Published online by Cambridge University Press: 19 October 2009
In many spectroscopic experiments the energy levels of a system are determined as a function of an external parameter. Take as an example a hydrogen atom in a magnetic field. As long as the magnetic interaction is small compared to the spacing between neighbouring levels, a level with angular momentum quantum number L splits equidistantly into its 2L + 1 magnetic sublevels. A qualitatively different behaviour is found if the magnetic Zeeman interaction is of the same order of magnitude as the mean level spacing. In this range any regularity in the magnetic splitting is lost, and the energy levels move erratically as a function of the magnetic field. In billiard systems a shape parameter such as one length may take the role of the magnetic field.
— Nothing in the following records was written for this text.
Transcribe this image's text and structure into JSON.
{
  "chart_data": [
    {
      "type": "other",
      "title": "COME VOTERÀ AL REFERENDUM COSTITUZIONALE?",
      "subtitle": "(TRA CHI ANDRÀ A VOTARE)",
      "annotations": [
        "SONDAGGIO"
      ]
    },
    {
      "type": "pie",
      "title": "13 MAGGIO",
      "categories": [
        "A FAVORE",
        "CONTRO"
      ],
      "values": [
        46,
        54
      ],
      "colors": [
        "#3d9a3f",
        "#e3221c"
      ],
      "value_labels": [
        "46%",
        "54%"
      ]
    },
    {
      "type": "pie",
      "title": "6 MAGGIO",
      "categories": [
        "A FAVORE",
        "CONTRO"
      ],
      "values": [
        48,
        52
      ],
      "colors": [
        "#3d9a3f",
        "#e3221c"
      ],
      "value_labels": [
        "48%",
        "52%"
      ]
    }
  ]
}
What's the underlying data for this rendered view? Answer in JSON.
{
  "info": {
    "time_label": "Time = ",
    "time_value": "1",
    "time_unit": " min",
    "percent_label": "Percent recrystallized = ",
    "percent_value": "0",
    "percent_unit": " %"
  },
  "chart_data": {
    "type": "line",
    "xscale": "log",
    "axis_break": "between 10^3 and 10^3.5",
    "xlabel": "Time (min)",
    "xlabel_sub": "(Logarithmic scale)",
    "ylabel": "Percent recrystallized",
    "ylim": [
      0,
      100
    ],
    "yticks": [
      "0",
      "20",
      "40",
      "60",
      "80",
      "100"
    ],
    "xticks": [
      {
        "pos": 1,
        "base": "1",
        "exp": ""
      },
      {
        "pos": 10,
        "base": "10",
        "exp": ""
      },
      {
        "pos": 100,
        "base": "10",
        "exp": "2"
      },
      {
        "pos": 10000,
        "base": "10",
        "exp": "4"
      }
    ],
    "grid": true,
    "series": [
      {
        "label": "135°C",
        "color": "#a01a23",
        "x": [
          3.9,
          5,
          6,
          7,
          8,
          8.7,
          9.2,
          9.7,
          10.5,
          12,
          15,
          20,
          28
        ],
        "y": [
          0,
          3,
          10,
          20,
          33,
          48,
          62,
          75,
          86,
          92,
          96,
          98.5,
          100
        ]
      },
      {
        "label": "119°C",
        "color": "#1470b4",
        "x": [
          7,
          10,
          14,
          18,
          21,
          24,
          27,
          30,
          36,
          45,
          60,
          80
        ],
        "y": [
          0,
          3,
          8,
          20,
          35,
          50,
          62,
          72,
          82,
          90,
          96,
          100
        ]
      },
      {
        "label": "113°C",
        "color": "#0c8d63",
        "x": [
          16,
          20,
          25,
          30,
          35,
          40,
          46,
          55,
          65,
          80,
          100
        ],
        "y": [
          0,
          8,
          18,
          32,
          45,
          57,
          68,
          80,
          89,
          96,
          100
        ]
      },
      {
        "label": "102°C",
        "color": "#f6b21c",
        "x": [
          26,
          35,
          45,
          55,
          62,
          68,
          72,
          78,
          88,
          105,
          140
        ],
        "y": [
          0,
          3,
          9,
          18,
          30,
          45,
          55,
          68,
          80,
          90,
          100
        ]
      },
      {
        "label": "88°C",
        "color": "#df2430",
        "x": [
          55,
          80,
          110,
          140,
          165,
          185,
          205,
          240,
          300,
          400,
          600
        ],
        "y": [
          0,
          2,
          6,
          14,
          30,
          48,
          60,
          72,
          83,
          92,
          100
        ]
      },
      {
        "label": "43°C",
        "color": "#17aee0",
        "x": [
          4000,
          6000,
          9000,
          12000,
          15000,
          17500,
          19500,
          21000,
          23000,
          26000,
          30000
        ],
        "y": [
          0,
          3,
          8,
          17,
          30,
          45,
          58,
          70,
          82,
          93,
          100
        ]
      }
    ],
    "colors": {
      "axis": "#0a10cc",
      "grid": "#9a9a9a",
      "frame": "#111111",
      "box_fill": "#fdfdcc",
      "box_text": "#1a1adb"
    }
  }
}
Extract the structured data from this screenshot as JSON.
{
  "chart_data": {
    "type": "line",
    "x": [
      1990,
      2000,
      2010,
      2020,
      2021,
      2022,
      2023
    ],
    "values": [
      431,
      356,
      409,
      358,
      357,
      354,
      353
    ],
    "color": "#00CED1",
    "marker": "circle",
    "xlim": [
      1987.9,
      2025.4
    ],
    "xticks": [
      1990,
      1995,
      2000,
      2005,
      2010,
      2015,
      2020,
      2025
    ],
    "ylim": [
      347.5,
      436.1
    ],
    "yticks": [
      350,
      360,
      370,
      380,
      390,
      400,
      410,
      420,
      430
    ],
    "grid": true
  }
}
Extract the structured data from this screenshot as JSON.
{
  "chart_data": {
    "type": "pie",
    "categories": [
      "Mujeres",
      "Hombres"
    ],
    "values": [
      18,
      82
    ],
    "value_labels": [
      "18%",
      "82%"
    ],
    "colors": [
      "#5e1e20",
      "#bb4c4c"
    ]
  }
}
In chaotic systems degeneracies no longer occur, apart from accidental ones having the measure zero. Consequently crossings of eigenvalues are never observed when the parameter is changed, and they are converted into anti-crossings. For two-level systems this is an effect well-known in elementary quantum mechanics. The resulting motion of the eigenvalues dependent on the external parameter strongly resembles the dynamics of the particles of a one-dimensional gas with repulsive interaction.
The dynamical concept was introduced by Pechukas [Pec83] and further developed by Yukawa [Yuk85], and is therefore called the Pechukas–Yukawa model in the following. The major part of this chapter will treat the consequences of this model.